Dass Investmentbanker Andrea Orcel lieber auf einen angesehen Chefjob verzichtet als auf ein zweistelliges Millionengehalt, hat gute Gründe. Im Investmentbanking herrscht eine klare Hackordnung.

Für Amt und Würden allein tritt Andrea Orcel (Bild unten) offensichtlich nicht an. Weil Santander das Ablösegeld von geschätzten 40 bis 50 Millionen Franken für den ehemaligen UBS-Investmentbank-Chef nicht zahlen wollte, verzichtet dieser auf das Chefamt bei der grössten Bank Spaniens. Und muss sich nun den Vorwurf gefallen lassen, jegliche Bodenhaftung verloren zu haben.

Für einiges Aufsehen dürfte Orcels «no show» auch bei jenen sorgen, denen er als Idol gilt: die Berufseinsteiger in den Banksilos von London, von wo aus auch der oberste UBS-Investmentbanker seine Teams durch die Welt dirigierte. Sie verzichten auf Schlaf und Liebesleben, um die ersten Stufen im beinharten Metier zu erklimmen. Und wie sich zeigt, ist die Entlöhnung jener «Analysten» weit weg von dem, was in den Teppichetagen der Branche garniert wird.

Orcel 500

33 Dollar bei der Credit Suisse

Laut einer Auswertung des Branchenportals «Efinancialcareers» verdient ein Analyst bei der Credit Suisse (CS) gut 33 Dollar in der Stunde; bei der schlingernden Deutschen Bank sind es nur knapp 29 Dollar, bei der Boutique Perella Weinberg dagegen fast 40 Dollar.

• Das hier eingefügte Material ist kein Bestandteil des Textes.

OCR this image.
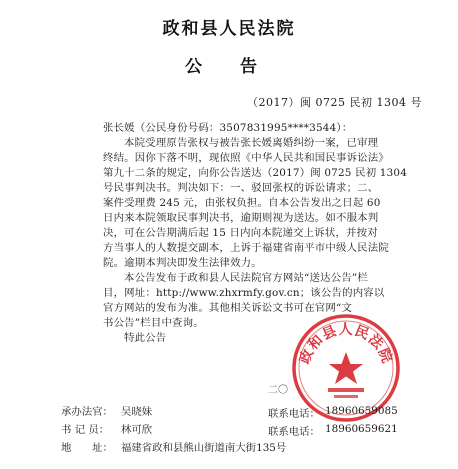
政和县人民法院
公 告
（2017）闽 0725 民初 1304 号
张长媛（公民身份号码：3507831995****3544）：

本院受理原告张权与被告张长媛离婚纠纷一案，已审理

终结。因你下落不明，现依照《中华人民共和国民事诉讼法》

第九十二条的规定，向你公告送达（2017）闽 0725 民初 1304

号民事判决书。判决如下：一、驳回张权的诉讼请求；二、

案件受理费 245 元，由张权负担。自本公告发出之日起 60

日内来本院领取民事判决书，逾期则视为送达。如不服本判

决，可在公告期满后起 15 日内向本院递交上诉状，并按对

方当事人的人数提交副本，上诉于福建省南平市中级人民法院

院。逾期本判决即发生法律效力。

本公告发布于政和县人民法院官方网站“送达公告”栏

目，网址：http://www.zhxrmfy.gov.cn；该公告的内容以

官方网站的发布为准。其他相关诉讼文书可在官网“文

书公告”栏目中查询。

特此公告

二〇
政和县人民法院
承办法官： 吴晓妹	联系电话： 18960659085
书 记 员： 林可欣	联系电话： 18960659621
地　　址： 福建省政和县熊山街道南大街135号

Das klingt nicht gerade nach einem Geldregen, was allerdings mit einer entscheidenden Variablen zusammenhängt: dem Arbeitspensum. Dieses ist trotz versprochenen Gegenmassnahmen für Brancheneinsteiger immer noch extrem hoch; bei Perella Weinberg arbeiten die Analysten im Schnitt 80 Stunden pro Woche, bei der CS 76 und der Deutschen Bank 74 Stunden. Insofern ist ein Jahresgehalt von eigentlich stolzen 132'000 Dollar (CS) sauer verdientes Geld.

Der Kreis schliesst sich

Zum Vergleich: In der Schweiz verdienen junge Akademiker mit Wirschaftsabschluss bei Konzernen Erhebungen zufolge zwischen 70'000 bis 80'000 Franken pro Jahr; etliche Finanzfirmen zahlen Einsteigern mit Hochschul-Studium noch einige Tausend Franken mehr. Gemäss Arbeitsrecht ist hierzulande die wöchentliche Höchstarbeitszeit auf 50 Stunden beschränkt. Allerdings dürften die effektiven Arbeitszeiten im Swiss Banking teils deutlich darüber liegen.

Die extrem harten Einstiegsbedingungen mögen mit ein Grund sein, warum Investmentbanker auf dem Hoch ihrer Karriere ungern auf versprochenes Salär verzichten. Umgekehrt sind die Spitzengehälter eine wichtige Motivation, sich die beinharten Arbeitspensen am unteren Ende der Karriereleiter anzutun. Damit schliesst sich der Kreis.